Which does not make sense to me. Why not write instead:

a = b || {};

Full context:

addEventListener: function( /*string*/ type, /*function */ fn, /*(optional) object*/ context){
    var events = this._leaflet_events = this._leaflet_events || {};
        events[type] = events[type] || {};
        events[type].push({
        action: fn,
        context: context || this
        });
    return this;
}

I suspect a reference trick since I don't see how this._leaflet_events gets modified by the method otherwise.

---

Thinking about it, writing var a = b = b || {} is actually be a trick to assign var a a reference to b, no matter whether b is defined or not. Modifying a now modifies b.

Back to Leaflet. With

    var events = this._leaflet_events = this._leaflet_events || {};

this._leaflet_events either exists or is initialized to {}. events is assigned this._leaflet_events by reference. The reference's value might be {} but it is still this._leaflet_events that is being modified when modifying events.

On the contrary, writing

    var events = this._leaflet_events || {};

would be a mistake , since if this._leaflet_events is not defined, events will now point to a newly created object whose value will be {}. Modifying events will change the new object but it won't change this._leaflet_events's value.

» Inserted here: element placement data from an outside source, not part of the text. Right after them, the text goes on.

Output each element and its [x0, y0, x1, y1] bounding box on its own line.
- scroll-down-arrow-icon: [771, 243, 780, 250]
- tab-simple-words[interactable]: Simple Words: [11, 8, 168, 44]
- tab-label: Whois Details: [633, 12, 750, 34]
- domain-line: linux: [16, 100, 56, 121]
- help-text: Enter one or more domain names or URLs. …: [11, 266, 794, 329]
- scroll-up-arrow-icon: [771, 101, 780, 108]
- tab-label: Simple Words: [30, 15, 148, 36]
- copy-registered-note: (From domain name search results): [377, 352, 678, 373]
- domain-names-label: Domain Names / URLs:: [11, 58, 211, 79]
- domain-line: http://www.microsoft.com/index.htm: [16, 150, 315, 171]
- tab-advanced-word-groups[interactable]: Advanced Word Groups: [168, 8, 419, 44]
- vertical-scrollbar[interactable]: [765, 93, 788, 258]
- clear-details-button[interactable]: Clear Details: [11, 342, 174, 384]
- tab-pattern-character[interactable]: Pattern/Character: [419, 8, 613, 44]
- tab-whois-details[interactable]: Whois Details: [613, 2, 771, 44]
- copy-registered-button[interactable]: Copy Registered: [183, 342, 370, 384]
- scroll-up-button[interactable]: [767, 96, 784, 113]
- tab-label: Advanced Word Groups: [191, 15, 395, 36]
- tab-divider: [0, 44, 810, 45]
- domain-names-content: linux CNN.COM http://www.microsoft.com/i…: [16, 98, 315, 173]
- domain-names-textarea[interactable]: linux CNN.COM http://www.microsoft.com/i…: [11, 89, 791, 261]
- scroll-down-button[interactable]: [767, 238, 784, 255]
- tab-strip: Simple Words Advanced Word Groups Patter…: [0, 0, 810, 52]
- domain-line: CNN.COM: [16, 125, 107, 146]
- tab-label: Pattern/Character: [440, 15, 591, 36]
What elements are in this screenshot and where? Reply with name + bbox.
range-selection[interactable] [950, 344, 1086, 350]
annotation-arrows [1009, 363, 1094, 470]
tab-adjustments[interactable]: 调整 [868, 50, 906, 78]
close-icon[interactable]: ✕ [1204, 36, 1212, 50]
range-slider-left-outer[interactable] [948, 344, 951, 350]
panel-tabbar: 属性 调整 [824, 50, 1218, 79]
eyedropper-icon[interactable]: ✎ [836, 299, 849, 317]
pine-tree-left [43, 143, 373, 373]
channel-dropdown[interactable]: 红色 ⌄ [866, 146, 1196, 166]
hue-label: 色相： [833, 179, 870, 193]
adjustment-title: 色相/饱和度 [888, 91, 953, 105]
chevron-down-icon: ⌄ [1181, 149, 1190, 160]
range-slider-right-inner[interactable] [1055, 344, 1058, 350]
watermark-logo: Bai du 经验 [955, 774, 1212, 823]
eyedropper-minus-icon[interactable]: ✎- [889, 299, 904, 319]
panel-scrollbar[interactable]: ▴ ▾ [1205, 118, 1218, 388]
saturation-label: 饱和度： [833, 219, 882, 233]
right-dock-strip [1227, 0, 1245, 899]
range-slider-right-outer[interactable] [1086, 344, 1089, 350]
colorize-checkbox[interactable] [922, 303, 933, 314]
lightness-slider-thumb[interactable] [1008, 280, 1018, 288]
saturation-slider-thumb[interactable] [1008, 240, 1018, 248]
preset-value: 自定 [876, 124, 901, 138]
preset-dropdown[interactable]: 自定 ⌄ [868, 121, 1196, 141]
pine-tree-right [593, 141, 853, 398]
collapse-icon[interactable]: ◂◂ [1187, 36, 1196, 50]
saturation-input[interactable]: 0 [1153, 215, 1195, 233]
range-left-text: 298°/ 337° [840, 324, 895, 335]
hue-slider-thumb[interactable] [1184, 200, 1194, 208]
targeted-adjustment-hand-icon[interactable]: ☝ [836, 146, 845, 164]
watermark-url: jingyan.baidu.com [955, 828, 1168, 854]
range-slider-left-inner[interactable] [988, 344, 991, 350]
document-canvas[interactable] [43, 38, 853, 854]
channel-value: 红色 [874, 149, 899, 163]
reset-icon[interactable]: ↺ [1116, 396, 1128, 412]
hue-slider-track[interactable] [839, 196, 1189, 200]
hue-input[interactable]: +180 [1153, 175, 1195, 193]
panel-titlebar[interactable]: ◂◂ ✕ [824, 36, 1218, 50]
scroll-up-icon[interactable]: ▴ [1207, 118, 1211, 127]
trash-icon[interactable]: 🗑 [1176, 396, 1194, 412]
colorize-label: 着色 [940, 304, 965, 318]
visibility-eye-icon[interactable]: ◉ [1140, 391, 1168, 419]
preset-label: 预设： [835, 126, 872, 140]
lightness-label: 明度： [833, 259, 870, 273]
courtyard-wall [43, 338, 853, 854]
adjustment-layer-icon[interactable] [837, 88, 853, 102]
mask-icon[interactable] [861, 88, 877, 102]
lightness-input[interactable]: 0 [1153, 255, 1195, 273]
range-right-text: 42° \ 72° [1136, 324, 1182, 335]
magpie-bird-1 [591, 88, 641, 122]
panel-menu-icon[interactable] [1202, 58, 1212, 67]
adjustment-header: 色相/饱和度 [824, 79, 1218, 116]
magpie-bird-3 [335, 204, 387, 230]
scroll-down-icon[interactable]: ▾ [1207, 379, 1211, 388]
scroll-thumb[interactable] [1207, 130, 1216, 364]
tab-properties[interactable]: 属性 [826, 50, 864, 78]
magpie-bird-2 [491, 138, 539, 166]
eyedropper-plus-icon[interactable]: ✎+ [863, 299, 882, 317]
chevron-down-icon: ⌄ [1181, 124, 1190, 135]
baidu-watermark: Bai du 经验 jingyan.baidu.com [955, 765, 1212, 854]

Same appearent values, different references. Here is the thing.

Answer 1

The statement var a = b = b || {}; does two things:

• It initializes b to {} if it was undefined.
• It sets a to the same as b.

The expression a = b || {}; does not not modify b so it is not equivalent.

Answer 2

The shorter expression will not set anything as b's value

a = b = b || {}; //set b's b value to {} if b is uncdefined, then set a's value to b

a = b || {}; //set a's value to b, or {} if b is undefined

the first statement is in fact equivalent to

b = b || {};
a = b;